Ini artinya, untuk Pj Gubernur, Pemerintah Pusat harus menyiapkan 24 orang, dengan ratusan lainnya untuk Pj Walikota dan Pj Bupati. Mungkin karena cukup banyaknya Pj Gubernur yang harus diangkat, Kemendagri mempertimbangkan kemungkinan Pj Gubernur dari Sekretaris Daerah (Sekda).
Dimensi pengaturan
Mengacu UU No. 10 tahun 2016 tentang Pilkada dan UU No. 23 tahun 2014 tentang Pemerintah Daerah, jika ada Kepala Daerah atau Wakil Kepala Daerah yang mangkat atau melakukan cuti untuk kampanye, daerah tersebut akan dipimpin oleh Pejabat Sementara (Pjs) Gubernur, Bupati atau Walikota.
Sebutan atau istilah Pjs berlaku bagi pejabat yang cuti karena kampanye. Sedangkan yang habis masa jabatannya, disebut dengan Pj Kepala Daerah. Dalam proses pengangkatan Pjs selama ini, untuk posisi gubernur, diangkat dari pejabat Kementrian yang kepangkatannya sudah memenui syarat (eselon 1). Sedangkan pejabat Pemprov (eselon 2) untuk Pj Bupati atau walikota.
Adapun tugas dan wewenangnya, sebagaimana diatur Peraturan Mendagri No. 1 Tahun 2018 tentang Perubahan Atas Peraturan Menteri Dalam Negeri No. 74 Tahun 2016 Tentang Cuti di Luar Tanggungan Negara bagi Gubernur dan Wakil Gubernur, Bupati dan Wakil Bupati, serta Walikota dan Wakil Wali Kota Pasal 9 poin (1) menyebutkan, memimpin pelaksanaan urusan pemerintahan yang menjadi kewenangan daerah, memelihara ketentraman dan ketertiban masyarakat, memfasilitasi penyelenggaraan Pilkada yang definitif serta menjaga netralitas pegawai negeri sipil.
Selain itu, Pjs melakukan pembahasan rancangan Perda dan dapat menandatangani Perda setelah mendapat persetujuan tertulis dari Mendagri, serta melakukan pengisian pejabat berdasarkan ketentuan peraturan perundang-undangan setelah mendapat persetujuan tertulis dari Mendagri.

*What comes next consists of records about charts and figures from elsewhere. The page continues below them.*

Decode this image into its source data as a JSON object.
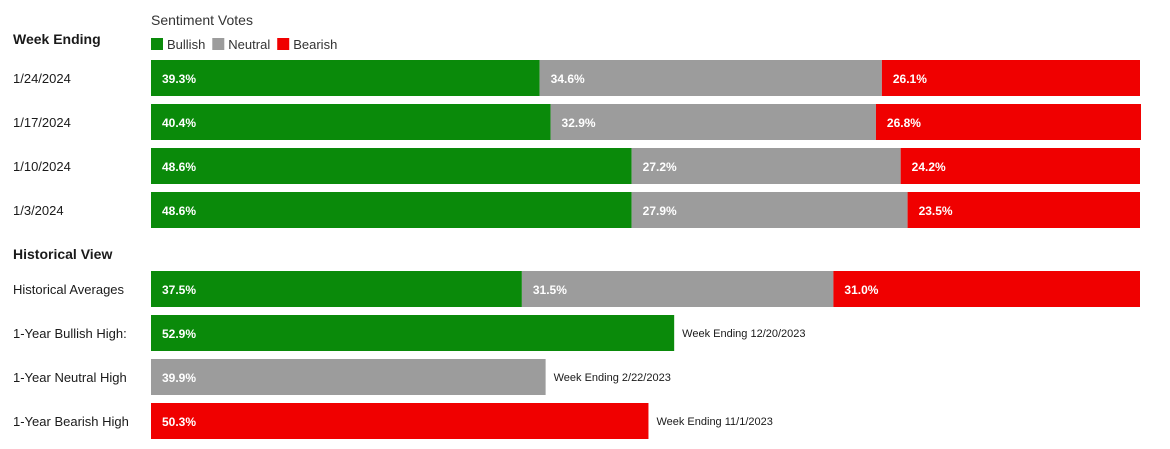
{
  "chart_data": {
    "type": "bar",
    "orientation": "horizontal",
    "stacked": true,
    "title": "Sentiment Votes",
    "legend_position": "top-left",
    "colors": {
      "Bullish": "#0a8a0a",
      "Neutral": "#9c9c9c",
      "Bearish": "#f00000"
    },
    "xlim": [
      0,
      100
    ],
    "unit": "%",
    "weekly": {
      "heading": "Week Ending",
      "categories": [
        "1/24/2024",
        "1/17/2024",
        "1/10/2024",
        "1/3/2024"
      ],
      "series": [
        {
          "name": "Bullish",
          "values": [
            39.3,
            40.4,
            48.6,
            48.6
          ],
          "labels": [
            "39.3%",
            "40.4%",
            "48.6%",
            "48.6%"
          ]
        },
        {
          "name": "Neutral",
          "values": [
            34.6,
            32.9,
            27.2,
            27.9
          ],
          "labels": [
            "34.6%",
            "32.9%",
            "27.2%",
            "27.9%"
          ]
        },
        {
          "name": "Bearish",
          "values": [
            26.1,
            26.8,
            24.2,
            23.5
          ],
          "labels": [
            "26.1%",
            "26.8%",
            "24.2%",
            "23.5%"
          ]
        }
      ]
    },
    "historical": {
      "heading": "Historical View",
      "averages": {
        "label": "Historical Averages",
        "values": [
          37.5,
          31.5,
          31.0
        ],
        "labels": [
          "37.5%",
          "31.5%",
          "31.0%"
        ]
      },
      "highs": [
        {
          "label": "1-Year Bullish High:",
          "series": "Bullish",
          "value": 52.9,
          "value_label": "52.9%",
          "note": "Week Ending 12/20/2023"
        },
        {
          "label": "1-Year Neutral High",
          "series": "Neutral",
          "value": 39.9,
          "value_label": "39.9%",
          "note": "Week Ending 2/22/2023"
        },
        {
          "label": "1-Year Bearish High",
          "series": "Bearish",
          "value": 50.3,
          "value_label": "50.3%",
          "note": "Week Ending 11/1/2023"
        }
      ]
    }
  }
}
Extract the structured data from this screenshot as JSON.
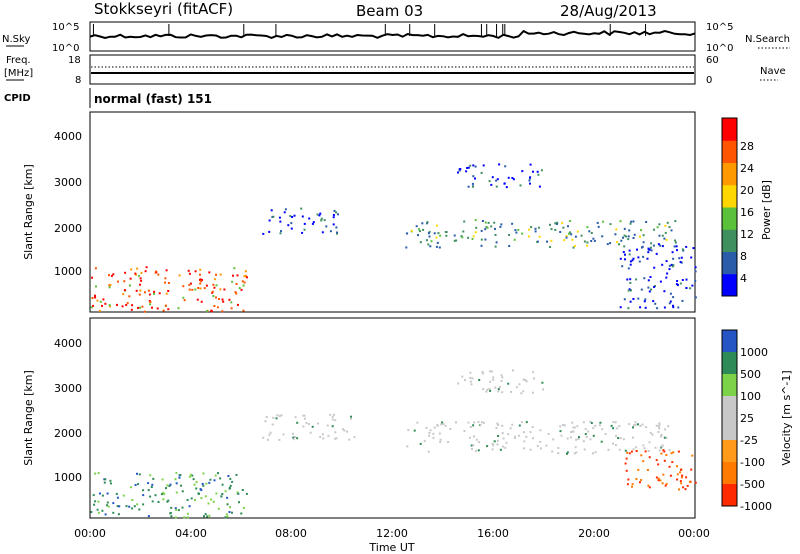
{
  "header": {
    "station": "Stokkseyri (fitACF)",
    "beam": "Beam 03",
    "date": "28/Aug/2013"
  },
  "side_labels": {
    "nsky": "N.Sky",
    "freq": "Freq.",
    "freq_unit": "[MHz]",
    "cpid": "CPID",
    "nsearch": "N.Search",
    "nave": "Nave"
  },
  "cpid_text": "normal (fast) 151",
  "colors": {
    "power": [
      "#0000ff",
      "#2a5caa",
      "#3f8f5f",
      "#59c23a",
      "#ffd700",
      "#ff9900",
      "#ff5500",
      "#ff0000"
    ],
    "velocity": [
      "#2455c3",
      "#2e8b57",
      "#7cd34a",
      "#c8c8c8",
      "#c8c8c8",
      "#ff9a1a",
      "#ff7a00",
      "#ff2a00"
    ],
    "gray": "#c8c8c8"
  },
  "chart_data": [
    {
      "type": "line",
      "name": "N.Sky",
      "y_ticks": [
        "10^5",
        "10^0"
      ],
      "y_ticks_right": [
        "10^5",
        "10^0"
      ]
    },
    {
      "type": "line",
      "name": "Freq",
      "y_ticks": [
        "18",
        "8"
      ],
      "y_ticks_right": [
        "60",
        "0"
      ]
    },
    {
      "type": "heatmap",
      "name": "Power",
      "xlabel": "",
      "ylabel": "Slant Range [km]",
      "ylim": [
        200,
        4500
      ],
      "xlim": [
        0,
        24
      ],
      "x_ticks": [
        "00:00",
        "04:00",
        "08:00",
        "12:00",
        "16:00",
        "20:00",
        "00:00"
      ],
      "y_ticks": [
        "1000",
        "2000",
        "3000",
        "4000"
      ],
      "colorbar": {
        "label": "Power [dB]",
        "ticks": [
          "4",
          "8",
          "12",
          "16",
          "20",
          "24",
          "28"
        ]
      },
      "regions": [
        {
          "t0": 0.0,
          "t1": 6.2,
          "r0": 220,
          "r1": 1200,
          "level": "strong"
        },
        {
          "t0": 6.8,
          "t1": 10.0,
          "r0": 1900,
          "r1": 2450,
          "level": "weak"
        },
        {
          "t0": 12.5,
          "t1": 23.5,
          "r0": 1600,
          "r1": 2200,
          "level": "medium"
        },
        {
          "t0": 14.5,
          "t1": 18.0,
          "r0": 2900,
          "r1": 3400,
          "level": "weak"
        },
        {
          "t0": 21.0,
          "t1": 24.0,
          "r0": 300,
          "r1": 1700,
          "level": "weak"
        }
      ]
    },
    {
      "type": "heatmap",
      "name": "Velocity",
      "xlabel": "Time UT",
      "ylabel": "Slant Range [km]",
      "ylim": [
        200,
        4500
      ],
      "xlim": [
        0,
        24
      ],
      "x_ticks": [
        "00:00",
        "04:00",
        "08:00",
        "12:00",
        "16:00",
        "20:00",
        "00:00"
      ],
      "y_ticks": [
        "1000",
        "2000",
        "3000",
        "4000"
      ],
      "colorbar": {
        "label": "Velocity [m s^-1]",
        "ticks": [
          "1000",
          "500",
          "100",
          "25",
          "-25",
          "-100",
          "-500",
          "-1000"
        ]
      },
      "regions": [
        {
          "t0": 0.0,
          "t1": 6.2,
          "r0": 220,
          "r1": 1200,
          "level": "green"
        },
        {
          "t0": 6.8,
          "t1": 10.5,
          "r0": 1900,
          "r1": 2450,
          "level": "gray"
        },
        {
          "t0": 12.5,
          "t1": 23.0,
          "r0": 1600,
          "r1": 2300,
          "level": "gray"
        },
        {
          "t0": 14.5,
          "t1": 18.0,
          "r0": 2900,
          "r1": 3400,
          "level": "gray"
        },
        {
          "t0": 21.2,
          "t1": 24.0,
          "r0": 800,
          "r1": 1700,
          "level": "red"
        }
      ]
    }
  ]
}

Pjs juga mempunyai tugas menjalankan kebijakan strategis yang telah ditetapkan pemerintah. Antara lain menjalankan upaya penanggulangan penyebaran Covid-19. Pjs dapat mengambil langkah-langkah yang sinergis serta penegakan hukum protokol kesehatan Covid-19, serta penanganan dampak sosial dan ekonomi di daerah.
Pengaturan lainnya, sebagai disebutkan pada surat kepala Badan Kepegawaian Negara Nomor K.26-30/V.100-2/99 tanggal 19 Oktober 2015, Pj Kepala Daerah dilarang melakukan hal-hal sebagai berikut: mutasi pegawai, melakukan perjanjian yang telah dikeluarkan oleh pejabat sebelumnya ada/atau mengeluarkan perizinan yang bertentangan dengan yang dikeluarkan pejabat sebelumnya, membuat kebijakan tentang pemekaran daerah yang bertentangan dengan kebijakan pejabat sebelumnya, dan membuat kebijakan yang bertentangan dengan kebijakan penyelenggaraan pemerintahan dan program pembangunan pejabat sebelumnya.